NarasiTime.id – Hari Buruh Internasional adalah momentum pengingat: bahwa perubahan sejati hanya lahir dari solidaritas yang nyata—antara buruh di pabrik, aktivis di jalan, dan para penyintas perjuangan yang tetap bertahan dalam ruang-ruang sunyi kehidupan.
27 tahun setelah Reformasi 1998, banyak buruh di Indonesia masih hidup dalam ketidakpastian. Data BPS mencatat lebih dari 60% pekerja berada di sektor informal, tanpa kepastian pendapatan dan perlindungan. Digitalisasi, fleksibilisasi kerja, serta lemahnya pengawasan telah menyempitkan ruang kerja layak. Upah belum sebanding dengan kebutuhan hidup, sementara angka kemiskinan masih mencengkeram jutaan keluarga pekerja.
“Di saat yang sama, Yayasan 98 Peduli menyoroti nasib para aktivis 98—mereka yang dulu berdiri di garis depan melawan tirani, kini banyak yang hidup dalam kemiskinan, tanpa pekerjaan tetap, dan memasuki usia pra lansia maupun lansia. Mereka yang pernah berjuang demi demokrasi kini terlupakan, menghadapi hari tua dengan kesepian dan kerentanan,” tutur Ketua Yayasan 98 Peduli Detti Artsanti.

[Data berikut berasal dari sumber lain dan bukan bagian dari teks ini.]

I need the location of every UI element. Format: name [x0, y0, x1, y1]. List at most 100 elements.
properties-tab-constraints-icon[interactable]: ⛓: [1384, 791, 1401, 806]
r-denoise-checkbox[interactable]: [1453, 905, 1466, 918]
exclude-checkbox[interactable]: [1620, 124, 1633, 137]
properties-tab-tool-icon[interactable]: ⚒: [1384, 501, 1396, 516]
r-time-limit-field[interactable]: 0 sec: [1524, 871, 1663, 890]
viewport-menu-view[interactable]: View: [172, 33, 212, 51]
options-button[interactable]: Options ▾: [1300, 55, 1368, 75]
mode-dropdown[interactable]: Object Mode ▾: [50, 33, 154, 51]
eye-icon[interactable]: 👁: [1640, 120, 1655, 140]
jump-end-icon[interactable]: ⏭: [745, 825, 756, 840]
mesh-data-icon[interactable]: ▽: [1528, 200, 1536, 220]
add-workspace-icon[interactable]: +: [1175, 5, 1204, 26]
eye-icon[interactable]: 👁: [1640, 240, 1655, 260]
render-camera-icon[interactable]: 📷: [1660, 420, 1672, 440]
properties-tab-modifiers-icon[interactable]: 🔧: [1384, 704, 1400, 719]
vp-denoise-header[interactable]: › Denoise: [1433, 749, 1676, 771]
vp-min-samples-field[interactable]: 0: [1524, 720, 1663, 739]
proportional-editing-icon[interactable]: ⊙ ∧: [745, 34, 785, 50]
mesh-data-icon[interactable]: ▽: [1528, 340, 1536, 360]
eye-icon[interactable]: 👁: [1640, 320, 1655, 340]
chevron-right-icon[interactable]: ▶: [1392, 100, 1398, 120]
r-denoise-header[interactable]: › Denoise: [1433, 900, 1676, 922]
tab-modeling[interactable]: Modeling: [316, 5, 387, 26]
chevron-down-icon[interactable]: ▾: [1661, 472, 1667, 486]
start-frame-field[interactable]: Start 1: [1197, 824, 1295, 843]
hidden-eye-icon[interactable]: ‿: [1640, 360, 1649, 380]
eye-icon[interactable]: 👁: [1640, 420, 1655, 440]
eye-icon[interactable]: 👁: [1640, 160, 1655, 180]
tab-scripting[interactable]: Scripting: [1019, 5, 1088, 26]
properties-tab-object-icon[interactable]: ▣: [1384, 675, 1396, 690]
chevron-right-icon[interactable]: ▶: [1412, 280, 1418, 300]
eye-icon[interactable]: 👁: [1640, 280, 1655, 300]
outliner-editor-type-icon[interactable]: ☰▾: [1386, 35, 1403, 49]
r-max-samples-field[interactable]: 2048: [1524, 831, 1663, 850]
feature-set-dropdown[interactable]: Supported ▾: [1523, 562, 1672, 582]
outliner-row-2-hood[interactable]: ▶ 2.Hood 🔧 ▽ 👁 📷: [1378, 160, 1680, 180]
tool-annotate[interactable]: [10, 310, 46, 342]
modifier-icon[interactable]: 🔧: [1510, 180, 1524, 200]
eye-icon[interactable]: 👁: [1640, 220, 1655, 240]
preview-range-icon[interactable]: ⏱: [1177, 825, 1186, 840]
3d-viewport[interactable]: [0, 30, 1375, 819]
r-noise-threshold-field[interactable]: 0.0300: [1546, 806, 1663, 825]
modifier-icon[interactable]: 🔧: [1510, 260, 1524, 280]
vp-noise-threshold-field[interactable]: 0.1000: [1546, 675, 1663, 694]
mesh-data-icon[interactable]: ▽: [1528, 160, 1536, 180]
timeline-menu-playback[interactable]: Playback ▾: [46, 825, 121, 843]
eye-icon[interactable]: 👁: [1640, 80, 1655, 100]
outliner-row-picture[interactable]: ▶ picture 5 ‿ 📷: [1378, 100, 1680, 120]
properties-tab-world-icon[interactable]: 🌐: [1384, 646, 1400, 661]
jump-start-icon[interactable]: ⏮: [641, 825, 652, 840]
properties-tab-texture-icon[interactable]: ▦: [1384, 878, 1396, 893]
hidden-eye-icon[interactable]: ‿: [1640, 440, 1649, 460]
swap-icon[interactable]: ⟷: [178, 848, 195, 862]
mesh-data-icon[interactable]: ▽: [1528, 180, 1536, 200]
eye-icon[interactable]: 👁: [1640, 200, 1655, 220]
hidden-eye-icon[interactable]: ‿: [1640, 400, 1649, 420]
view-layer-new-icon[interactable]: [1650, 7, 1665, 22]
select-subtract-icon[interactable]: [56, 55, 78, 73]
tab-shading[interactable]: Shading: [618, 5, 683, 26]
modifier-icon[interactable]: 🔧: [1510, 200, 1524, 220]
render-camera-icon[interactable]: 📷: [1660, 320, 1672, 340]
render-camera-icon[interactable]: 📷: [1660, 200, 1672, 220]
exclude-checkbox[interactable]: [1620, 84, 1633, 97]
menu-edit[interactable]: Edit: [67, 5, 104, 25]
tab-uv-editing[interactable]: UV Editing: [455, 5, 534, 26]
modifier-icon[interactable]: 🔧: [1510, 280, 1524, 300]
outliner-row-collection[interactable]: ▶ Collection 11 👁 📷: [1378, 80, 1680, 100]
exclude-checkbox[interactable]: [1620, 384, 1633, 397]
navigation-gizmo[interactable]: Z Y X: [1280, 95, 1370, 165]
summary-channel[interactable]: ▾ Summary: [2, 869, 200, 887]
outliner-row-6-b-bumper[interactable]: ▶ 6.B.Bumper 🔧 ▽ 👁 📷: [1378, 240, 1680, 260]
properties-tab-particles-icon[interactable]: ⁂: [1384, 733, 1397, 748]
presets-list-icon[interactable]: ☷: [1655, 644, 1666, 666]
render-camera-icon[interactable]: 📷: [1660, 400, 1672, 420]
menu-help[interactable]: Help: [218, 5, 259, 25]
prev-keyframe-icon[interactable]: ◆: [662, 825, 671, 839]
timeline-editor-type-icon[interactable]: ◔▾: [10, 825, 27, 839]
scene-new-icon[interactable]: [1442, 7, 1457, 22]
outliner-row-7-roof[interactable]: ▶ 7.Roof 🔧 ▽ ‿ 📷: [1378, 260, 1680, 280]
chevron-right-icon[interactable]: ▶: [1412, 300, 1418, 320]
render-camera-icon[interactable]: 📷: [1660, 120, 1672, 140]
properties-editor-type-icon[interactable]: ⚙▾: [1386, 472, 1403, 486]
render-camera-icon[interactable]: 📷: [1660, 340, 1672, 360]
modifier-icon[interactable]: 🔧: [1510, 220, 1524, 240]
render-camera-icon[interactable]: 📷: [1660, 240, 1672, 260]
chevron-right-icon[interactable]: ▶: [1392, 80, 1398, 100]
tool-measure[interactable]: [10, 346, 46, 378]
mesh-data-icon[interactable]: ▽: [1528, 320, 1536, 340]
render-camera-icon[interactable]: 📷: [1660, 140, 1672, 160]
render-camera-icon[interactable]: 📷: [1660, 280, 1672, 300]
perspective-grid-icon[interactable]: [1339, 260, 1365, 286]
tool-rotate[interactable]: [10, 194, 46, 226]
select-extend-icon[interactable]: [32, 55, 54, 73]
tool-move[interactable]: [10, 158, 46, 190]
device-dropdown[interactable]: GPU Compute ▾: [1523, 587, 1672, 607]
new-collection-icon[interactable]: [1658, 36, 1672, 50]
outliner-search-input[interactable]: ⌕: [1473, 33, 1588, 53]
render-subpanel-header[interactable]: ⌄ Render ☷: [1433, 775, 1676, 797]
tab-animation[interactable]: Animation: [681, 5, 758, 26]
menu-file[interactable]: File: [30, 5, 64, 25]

Detti menambahkan, pihaknya percaya, reformasi yang sejati tidak mungkin tercapai tanpa keadilan sosial bagi seluruh rakyat, termasuk buruh dan para pejuang demokrasi.
Selanjutnya, Yayasan 98 Peduli menyampaikan beberapa seruan, yakni:
1. Penguatan jaminan sosial dan perlindungan hukum bagi buruh, khususnya buruh perempuan, informal, dan migran.
2. Penolakan terhadap regulasi yang melemahkan posisi buruh, termasuk UU yang membuka celah eksploitasi.
3. Pemerataan akses terhadap pekerjaan yang layak dan berkeadilan, termasuk transisi adil dalam era digital.
4. Pengakuan dan perlindungan terhadap para aktivis 98 yang telah berjasa dalam memperjuangkan demokrasi, agar mereka tidak dilupakan sejarah dan ditinggalkan negara.
5. Pendidikan politik dan kesadaran kelas sebagai bekal bagi generasi muda untuk melanjutkan perjuangan sosial.
Detti menegaskan bahwa reformasi belum selesai. Reformasi hanya akan paripurna bila yang berkeringat tidak lagi dipinggirkan, dan yang pernah berjuang tidak ditinggalkan.
“Inilah saatnya kita merajut kembali solidaritas lintas generasi dan kelas,” ucapnya.